How would one "confirm they have actual cash" or approved financing for that matter if you are selling without an agent? Are you back and forth with your lawyer constantly on each detail of each offer? sounds like it could get expensive....


----------



## rikk (May 28, 2012)

Fwiw, Garth just posted with some (more) content on bidding ... http://www.greaterfool.ca/ ... "Phantoms"


----------



## Just a Guy (Mar 27, 2012)

tombiosis said:


> Following this thread with great interest....planning on selling in 1 year myself.
> 
> How would one "confirm they have actual cash" or approved financing for that matter if you are selling without an agent? Are you back and forth with your lawyer constantly on each detail of each offer? sounds like it could get expensive....
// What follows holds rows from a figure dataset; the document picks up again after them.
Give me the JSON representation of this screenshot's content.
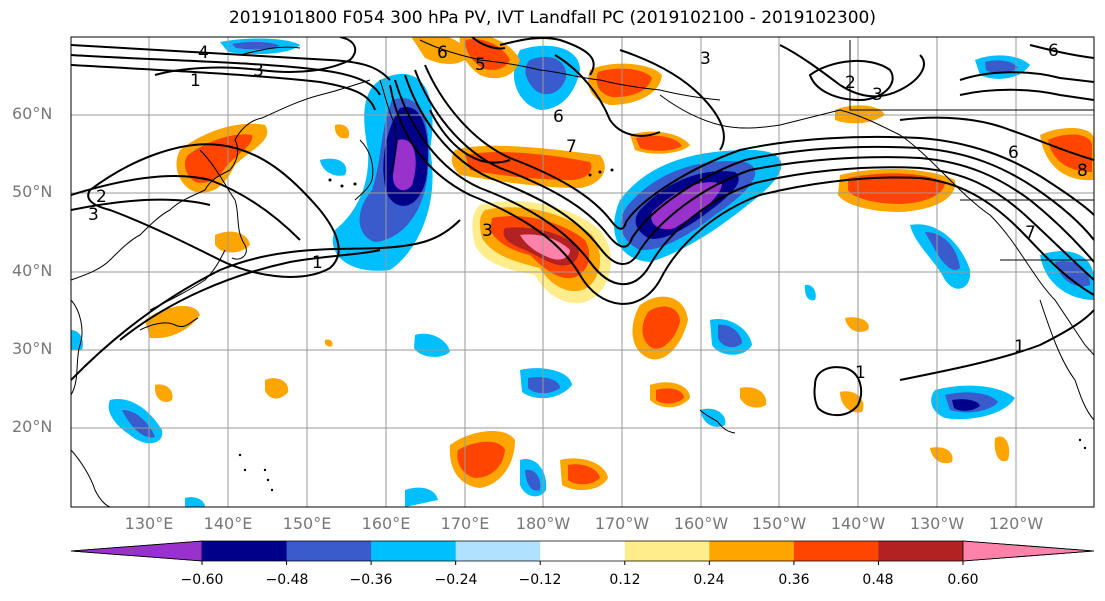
{
  "title": "2019101800 F054 300 hPa PV, IVT Landfall PC (2019102100 - 2019102300)",
  "map": {
    "lat_labels": [
      "60°N",
      "50°N",
      "40°N",
      "30°N",
      "20°N"
    ],
    "lon_labels": [
      "130°E",
      "140°E",
      "150°E",
      "160°E",
      "170°E",
      "180°W",
      "170°W",
      "160°W",
      "150°W",
      "140°W",
      "130°W",
      "120°W"
    ],
    "contour_labels": [
      "4",
      "3",
      "1",
      "6",
      "2",
      "3",
      "5",
      "6",
      "6",
      "1",
      "2",
      "3",
      "3",
      "1",
      "1",
      "7",
      "7",
      "3",
      "6",
      "8"
    ],
    "colors": {
      "land_outline": "#000000",
      "grid": "#999999"
    }
  },
  "colorbar": {
    "tick_labels": [
      "−0.60",
      "−0.48",
      "−0.36",
      "−0.24",
      "−0.12",
      "0.12",
      "0.24",
      "0.36",
      "0.48",
      "0.60"
    ],
    "colors": [
      "#9932cc",
      "#00008b",
      "#3a5bcc",
      "#00bfff",
      "#b0e2ff",
      "#ffffff",
      "#ffec8b",
      "#ffa500",
      "#ff4500",
      "#b22222",
      "#ff82ab"
    ]
  }
}
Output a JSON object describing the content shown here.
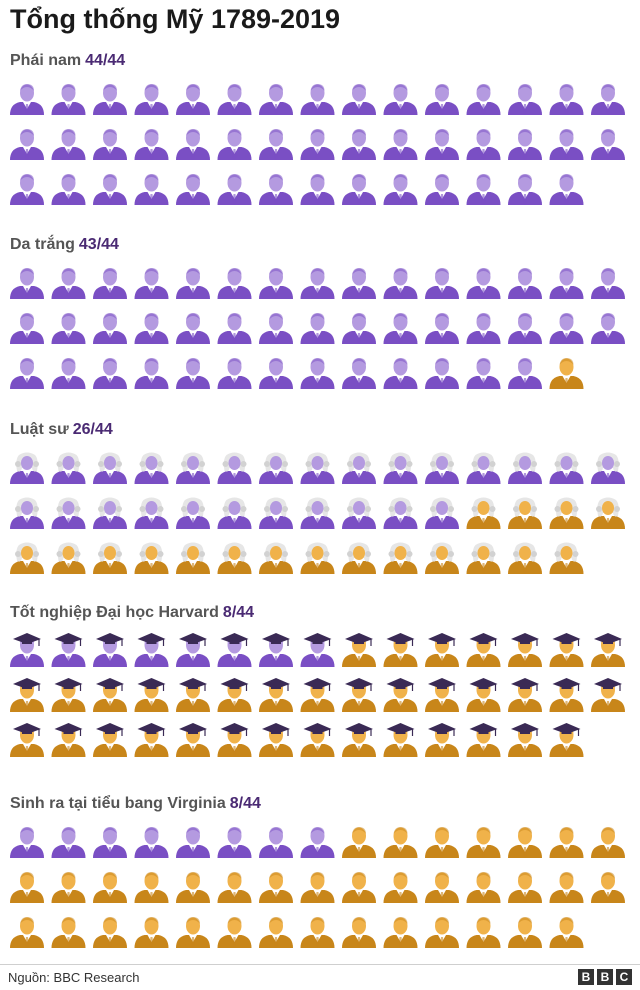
{
  "title": "Tổng thống Mỹ 1789-2019",
  "colors": {
    "yes": "#7a4fc4",
    "yes_skin": "#b49ae0",
    "no": "#c8861a",
    "no_skin": "#f0b24a"
  },
  "chart_data": {
    "type": "pictogram",
    "total": 44,
    "panels": [
      {
        "label": "Phái nam",
        "count_label": "44/44",
        "value": 44,
        "icon": "president-icon"
      },
      {
        "label": "Da trắng",
        "count_label": "43/44",
        "value": 43,
        "icon": "president-icon"
      },
      {
        "label": "Luật sư",
        "count_label": "26/44",
        "value": 26,
        "icon": "lawyer-wig-icon"
      },
      {
        "label": "Tốt nghiệp Đại học Harvard",
        "count_label": "8/44",
        "value": 8,
        "icon": "graduate-cap-icon"
      },
      {
        "label": "Sinh ra tại tiểu bang Virginia",
        "count_label": "8/44",
        "value": 8,
        "icon": "president-icon"
      }
    ]
  },
  "footer": {
    "source": "Nguồn: BBC Research",
    "logo": [
      "B",
      "B",
      "C"
    ]
  }
}
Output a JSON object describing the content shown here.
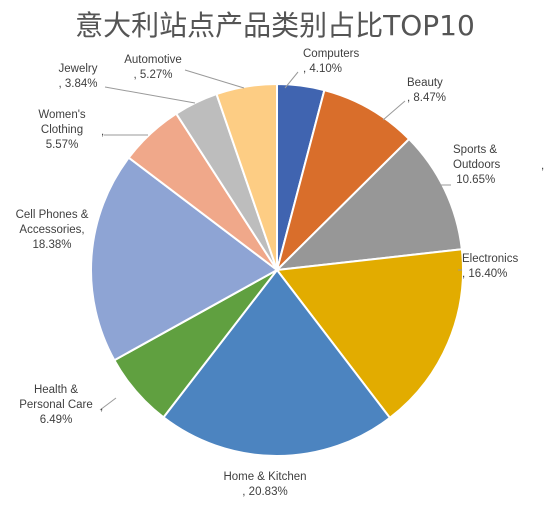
{
  "chart_data": {
    "type": "pie",
    "title": "意大利站点产品类别占比TOP10",
    "slices": [
      {
        "label": "Computers",
        "value": 4.1,
        "display": "4.10%",
        "color": "#4064B0"
      },
      {
        "label": "Beauty",
        "value": 8.47,
        "display": "8.47%",
        "color": "#D96E2B"
      },
      {
        "label": "Sports & Outdoors",
        "value": 10.65,
        "display": "10.65%",
        "color": "#979797"
      },
      {
        "label": "Electronics",
        "value": 16.4,
        "display": "16.40%",
        "color": "#E2AC00"
      },
      {
        "label": "Home & Kitchen",
        "value": 20.83,
        "display": "20.83%",
        "color": "#4C84C0"
      },
      {
        "label": "Health & Personal Care",
        "value": 6.49,
        "display": "6.49%",
        "color": "#60A040"
      },
      {
        "label": "Cell Phones & Accessories",
        "value": 18.38,
        "display": "18.38%",
        "color": "#8EA4D4"
      },
      {
        "label": "Women's Clothing",
        "value": 5.57,
        "display": "5.57%",
        "color": "#F0A88A"
      },
      {
        "label": "Jewelry",
        "value": 3.84,
        "display": "3.84%",
        "color": "#BDBDBD"
      },
      {
        "label": "Automotive",
        "value": 5.27,
        "display": "5.27%",
        "color": "#FDCD84"
      }
    ]
  }
}
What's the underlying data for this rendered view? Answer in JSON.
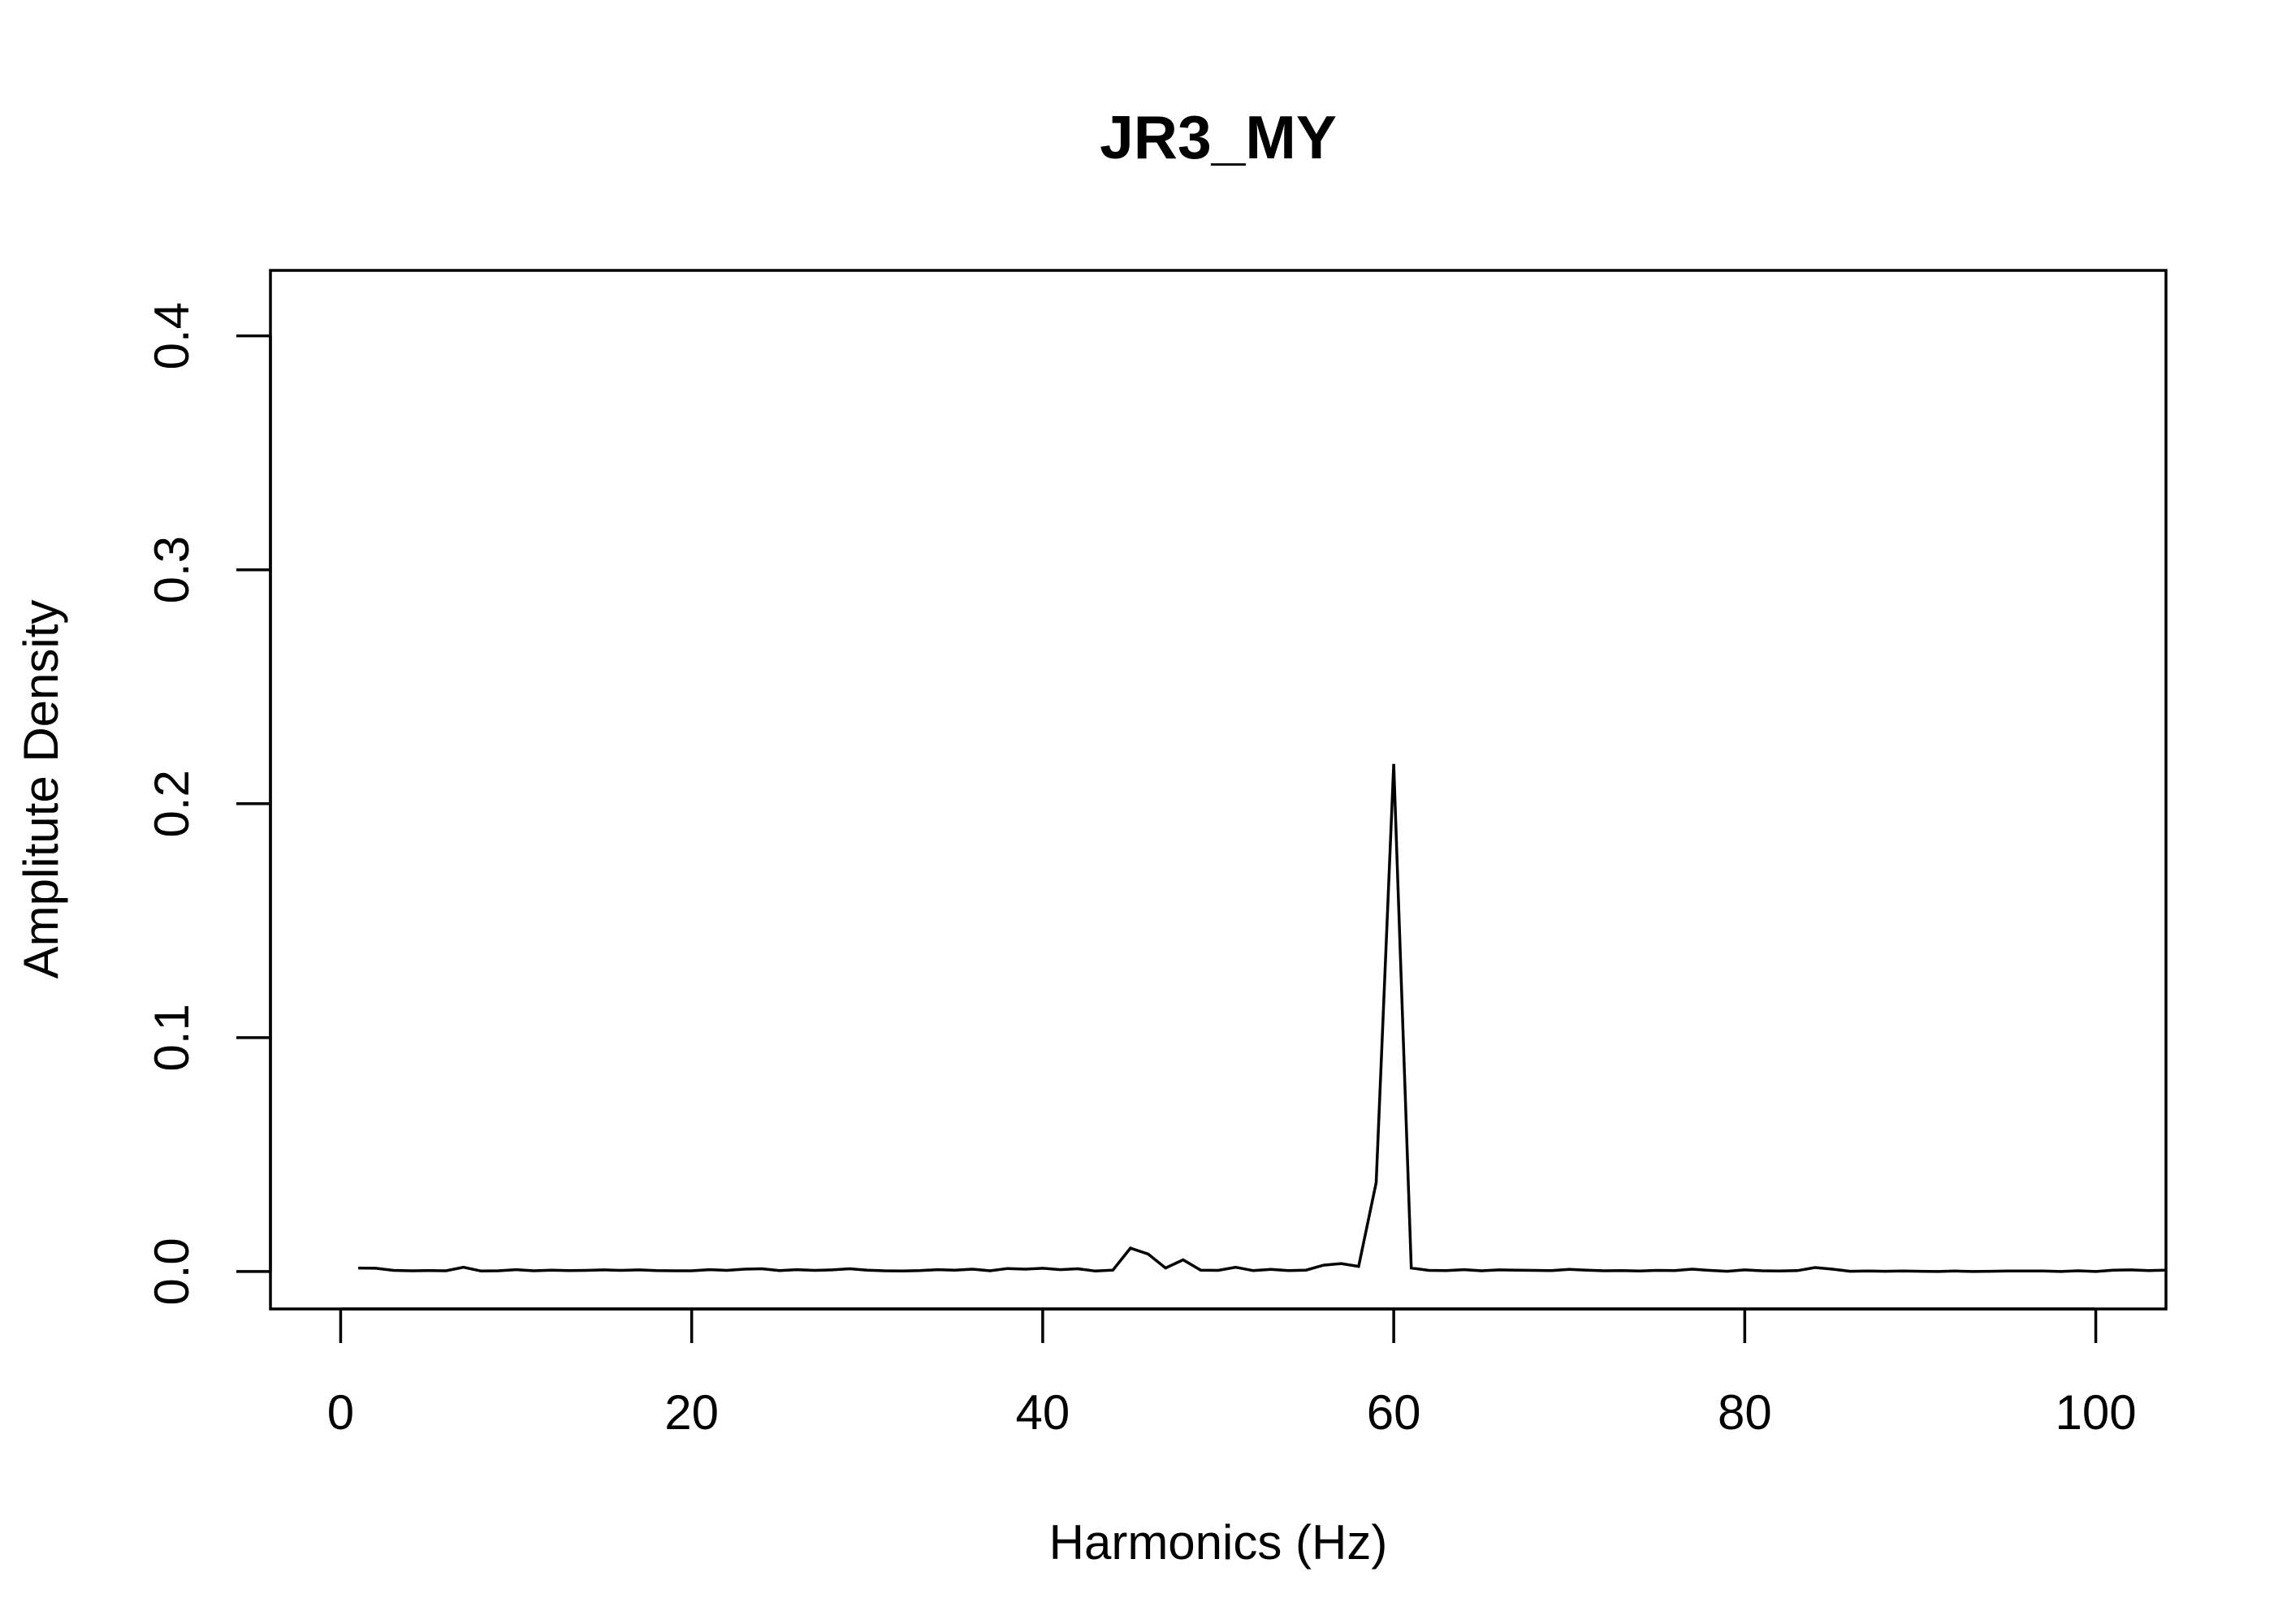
{
  "chart_data": {
    "type": "line",
    "title": "JR3_MY",
    "xlabel": "Harmonics (Hz)",
    "ylabel": "Amplitute Density",
    "xlim": [
      -4,
      104
    ],
    "ylim": [
      -0.016,
      0.428
    ],
    "x_ticks": [
      0,
      20,
      40,
      60,
      80,
      100
    ],
    "x_tick_labels": [
      "0",
      "20",
      "40",
      "60",
      "80",
      "100"
    ],
    "y_ticks": [
      0.0,
      0.1,
      0.2,
      0.3,
      0.4
    ],
    "y_tick_labels": [
      "0.0",
      "0.1",
      "0.2",
      "0.3",
      "0.4"
    ],
    "grid": false,
    "legend": "none",
    "series": [
      {
        "x": [
          1,
          2,
          3,
          4,
          5,
          6,
          7,
          8,
          9,
          10,
          11,
          12,
          13,
          14,
          15,
          16,
          17,
          18,
          19,
          20,
          21,
          22,
          23,
          24,
          25,
          26,
          27,
          28,
          29,
          30,
          31,
          32,
          33,
          34,
          35,
          36,
          37,
          38,
          39,
          40,
          41,
          42,
          43,
          44,
          45,
          46,
          47,
          48,
          49,
          50,
          51,
          52,
          53,
          54,
          55,
          56,
          57,
          58,
          59,
          60,
          61,
          62,
          63,
          64,
          65,
          66,
          67,
          68,
          69,
          70,
          71,
          72,
          73,
          74,
          75,
          76,
          77,
          78,
          79,
          80,
          81,
          82,
          83,
          84,
          85,
          86,
          87,
          88,
          89,
          90,
          91,
          92,
          93,
          94,
          95,
          96,
          97,
          98,
          99,
          100,
          101,
          102,
          103,
          104
        ],
        "y": [
          0.0015,
          0.0014,
          0.0005,
          0.0003,
          0.0004,
          0.0003,
          0.0018,
          0.0002,
          0.0003,
          0.0008,
          0.0003,
          0.0006,
          0.0004,
          0.0005,
          0.0007,
          0.0005,
          0.0007,
          0.0004,
          0.0003,
          0.0003,
          0.0008,
          0.0005,
          0.001,
          0.0012,
          0.0004,
          0.0008,
          0.0005,
          0.0007,
          0.0012,
          0.0006,
          0.0003,
          0.0002,
          0.0004,
          0.0008,
          0.0006,
          0.001,
          0.0003,
          0.0013,
          0.001,
          0.0014,
          0.0008,
          0.0012,
          0.0002,
          0.0006,
          0.01,
          0.0075,
          0.0015,
          0.005,
          0.0006,
          0.0005,
          0.0018,
          0.0004,
          0.0009,
          0.0004,
          0.0006,
          0.0027,
          0.0034,
          0.0022,
          0.038,
          0.217,
          0.0015,
          0.0005,
          0.0004,
          0.0008,
          0.0003,
          0.0007,
          0.0006,
          0.0005,
          0.0004,
          0.0009,
          0.0006,
          0.0003,
          0.0004,
          0.0002,
          0.0005,
          0.0004,
          0.001,
          0.0005,
          0.0001,
          0.0007,
          0.0003,
          0.0002,
          0.0004,
          0.0017,
          0.001,
          0.0001,
          0.0002,
          0.0001,
          0.0002,
          0.0001,
          0.0,
          0.0002,
          0.0,
          0.0001,
          0.0002,
          0.0002,
          0.0002,
          0.0,
          0.0003,
          0.0,
          0.0006,
          0.0007,
          0.0004,
          0.0006
        ]
      }
    ]
  }
}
No, it's not a constant back and forth, you get a large, non-refundable deposit to ensure if they try to back out later, it's a costly mistake for them...but that's not what bothers me about this comment...

You are dealing with 100's of 1000's of dollars, yet worried about spending maybe a couple thousand dollars to protect a deal worth hundreds of thousands of dollars...

Now, personally, I'm not a big fan of lawyers or realtors but there is a time and place to be frugal, and there is also a time and place to spend some money...this is one of those times.


----------



## nobleea (Oct 11, 2013)

Just a Guy said:


> Now, personally, I'm not a big fan of lawyers or realtors but there is a time and place to be frugal, and there is also a time and place to spend some money...this is one of those times.


I don't see what a realtor could do for this that a lawyer couldn't do better. For a fraction of the price.
For sure a lawyer should be involved to review things.


----------



## Just a Guy (Mar 27, 2012)

I was talking about the lawyer part in this case, not the realtor...sorry, my dislike of realtors brought them up as well.


----------



## Cal (Jun 17, 2009)

Personally I would meet them at same time....hear their initial offers, tell them a little more of what you are looking for in regards to closing dates and such, and to come back to you with their best offer, and you will pick one. 

Over and done with in an hour or two.


----------



## MoreMiles (Apr 20, 2011)

I would refuse to meet the other buyers at the same time. I would feel the seller is trying to pressure me with other people as his bargain chip. I would walk away. 

Or I would try to speak to the other buyers privately since the seller has introduced us to each other. We can then plan reverse strategies to teach greedy seller a lesson like low balling and unrealistic conditions. Etc


----------



## trungnghia1556 (Mar 30, 2015)

Don't get too greedy and end up with both parties walking away.

(I've seen this happen on Shark Tank a few times.)
me too


----------